Gambaran Sel Darah Putih Sapi Bali yang Terinfeksi Jamur Dermatofita Secara Alami
Abstrak
Dermatofitosis atau ringworm merupakan penyakit kulit yang disebabkan oleh jamur dermatofita. Setiap agen asing yang masuk ke dalam tubuh akan direspon oleh sel-sel darah putih sebagai sel pertahanan tubuh. Informasi mengenai gambaran sel darah putih kasus dermatofitosis pada sapi bali belum banyak tersedia di Indonesia. Penelitian ini bertujuan untuk mengetahui gambaran sel darah putih sapi bali yang normal dibandingkan dengan sapi bali yang positif terinfeksi jamur dermatofita. Penelitian ini menggunakan 12 sampel darah, yaitu enam sampel darah sapi bali yang normal dan enam sampel darah sapi bali yang positif terinfeksi dermatofitosis. Pengujian pertama dilakukan dengan pemeriksaan kerokan kulit dan rambut menggunakan larutan KOH 10%. Isolasi dan identifikasi jamur dermatofita menggunakan media Sabourand’s Dextrose Agar (SDA).
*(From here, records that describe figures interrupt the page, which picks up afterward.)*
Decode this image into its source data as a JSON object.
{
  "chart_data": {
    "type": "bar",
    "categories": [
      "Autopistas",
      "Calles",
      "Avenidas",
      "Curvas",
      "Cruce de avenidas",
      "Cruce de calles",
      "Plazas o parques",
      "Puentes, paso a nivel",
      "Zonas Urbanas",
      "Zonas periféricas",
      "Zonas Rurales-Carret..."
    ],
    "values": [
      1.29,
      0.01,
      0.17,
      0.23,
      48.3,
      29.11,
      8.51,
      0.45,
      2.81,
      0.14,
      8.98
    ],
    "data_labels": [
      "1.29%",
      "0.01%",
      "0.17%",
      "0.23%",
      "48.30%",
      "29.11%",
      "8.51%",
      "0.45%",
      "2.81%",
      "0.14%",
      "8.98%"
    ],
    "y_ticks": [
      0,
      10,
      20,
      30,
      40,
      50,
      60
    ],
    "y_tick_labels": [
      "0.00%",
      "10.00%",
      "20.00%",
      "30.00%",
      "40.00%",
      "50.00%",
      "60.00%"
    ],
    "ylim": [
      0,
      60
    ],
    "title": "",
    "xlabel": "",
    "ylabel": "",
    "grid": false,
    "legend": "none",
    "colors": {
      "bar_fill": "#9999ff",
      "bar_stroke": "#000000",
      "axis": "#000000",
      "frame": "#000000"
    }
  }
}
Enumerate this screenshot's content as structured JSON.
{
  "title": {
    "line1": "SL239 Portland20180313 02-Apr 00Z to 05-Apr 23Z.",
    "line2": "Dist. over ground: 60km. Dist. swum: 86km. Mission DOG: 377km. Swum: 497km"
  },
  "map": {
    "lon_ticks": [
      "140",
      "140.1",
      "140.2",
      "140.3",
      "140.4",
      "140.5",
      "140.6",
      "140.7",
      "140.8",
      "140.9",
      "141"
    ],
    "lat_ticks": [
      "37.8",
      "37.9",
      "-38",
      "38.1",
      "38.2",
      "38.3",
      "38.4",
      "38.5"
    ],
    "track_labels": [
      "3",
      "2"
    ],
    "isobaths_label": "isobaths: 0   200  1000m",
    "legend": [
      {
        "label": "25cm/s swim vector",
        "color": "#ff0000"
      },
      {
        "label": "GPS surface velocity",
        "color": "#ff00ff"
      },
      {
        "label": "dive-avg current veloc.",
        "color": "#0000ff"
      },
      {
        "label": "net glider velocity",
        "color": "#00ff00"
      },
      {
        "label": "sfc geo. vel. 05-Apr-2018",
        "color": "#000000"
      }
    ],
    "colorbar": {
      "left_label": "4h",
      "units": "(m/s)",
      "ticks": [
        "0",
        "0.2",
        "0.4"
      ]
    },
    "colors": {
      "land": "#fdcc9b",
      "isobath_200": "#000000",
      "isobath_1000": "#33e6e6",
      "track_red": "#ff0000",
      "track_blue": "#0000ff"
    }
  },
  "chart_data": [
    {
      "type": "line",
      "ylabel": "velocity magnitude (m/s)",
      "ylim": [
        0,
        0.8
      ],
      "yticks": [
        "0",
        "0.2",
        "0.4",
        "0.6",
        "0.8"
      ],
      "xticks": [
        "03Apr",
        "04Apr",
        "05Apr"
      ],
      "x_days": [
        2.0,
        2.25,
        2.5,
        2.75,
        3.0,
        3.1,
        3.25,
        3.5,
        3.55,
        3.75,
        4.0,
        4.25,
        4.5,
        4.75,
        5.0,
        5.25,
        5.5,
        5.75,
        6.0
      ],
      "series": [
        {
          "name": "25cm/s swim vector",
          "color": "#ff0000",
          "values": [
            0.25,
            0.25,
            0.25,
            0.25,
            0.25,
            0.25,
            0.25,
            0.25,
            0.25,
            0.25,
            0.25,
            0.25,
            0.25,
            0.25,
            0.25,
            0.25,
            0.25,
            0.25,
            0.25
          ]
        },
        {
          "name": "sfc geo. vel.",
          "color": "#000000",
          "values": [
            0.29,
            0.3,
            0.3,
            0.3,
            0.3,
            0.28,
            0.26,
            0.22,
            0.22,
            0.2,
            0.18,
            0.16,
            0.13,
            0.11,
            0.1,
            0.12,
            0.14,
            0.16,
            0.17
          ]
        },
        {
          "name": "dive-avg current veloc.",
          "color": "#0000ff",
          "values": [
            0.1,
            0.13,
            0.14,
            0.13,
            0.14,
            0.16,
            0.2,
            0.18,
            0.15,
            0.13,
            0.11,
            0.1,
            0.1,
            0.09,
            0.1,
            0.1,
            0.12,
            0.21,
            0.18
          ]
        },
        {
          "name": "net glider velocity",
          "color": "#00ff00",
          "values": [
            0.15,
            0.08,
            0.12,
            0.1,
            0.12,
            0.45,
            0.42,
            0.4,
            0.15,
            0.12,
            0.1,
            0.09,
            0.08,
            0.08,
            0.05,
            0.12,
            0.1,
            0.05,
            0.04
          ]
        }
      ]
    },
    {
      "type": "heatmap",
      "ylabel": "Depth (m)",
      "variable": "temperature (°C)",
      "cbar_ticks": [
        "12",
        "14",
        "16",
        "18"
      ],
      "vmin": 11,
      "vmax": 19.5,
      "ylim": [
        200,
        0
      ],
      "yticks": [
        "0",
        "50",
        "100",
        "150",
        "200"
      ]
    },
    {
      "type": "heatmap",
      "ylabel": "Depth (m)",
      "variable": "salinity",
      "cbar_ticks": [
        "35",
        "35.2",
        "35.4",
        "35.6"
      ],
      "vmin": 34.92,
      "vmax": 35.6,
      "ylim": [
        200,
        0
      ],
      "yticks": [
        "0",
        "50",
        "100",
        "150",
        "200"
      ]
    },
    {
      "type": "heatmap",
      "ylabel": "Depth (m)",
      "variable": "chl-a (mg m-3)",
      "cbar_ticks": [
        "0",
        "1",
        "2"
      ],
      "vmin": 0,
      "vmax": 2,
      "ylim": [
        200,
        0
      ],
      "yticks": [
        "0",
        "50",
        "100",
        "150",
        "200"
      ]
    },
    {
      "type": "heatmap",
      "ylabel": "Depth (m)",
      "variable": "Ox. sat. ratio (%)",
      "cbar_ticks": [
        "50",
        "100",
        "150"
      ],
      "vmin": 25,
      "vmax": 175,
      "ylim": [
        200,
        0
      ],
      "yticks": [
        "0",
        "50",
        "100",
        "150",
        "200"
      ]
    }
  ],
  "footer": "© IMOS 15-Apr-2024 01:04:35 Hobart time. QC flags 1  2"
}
Penghitungan dan pemeriksaan total leukosit dilakukan menggunakan Hemositometer sedangkan untuk pemeriksaan dan penghitungan differensial leukosit menggunakan pewarnaan Giemsa. Uji T-Test menunjukkan perbedaan nyata pada rata-rata total leukosit sapi bali yang positif terinfeksi dermatofitosis dibandingkan dengan sapi bali yang normal. Uji Mann-Whitney menunjukkan berbeda nyata pada monosit sapi bali yang positif terinfeksi dermatofitosis dibandingkan dengan sapi bali normal. Sapi bali yang terinfeksi jamur dermatofita mempunyai total leukosit dan monosit yang lebih tinggi dibandingkan dengan sapi bali normal.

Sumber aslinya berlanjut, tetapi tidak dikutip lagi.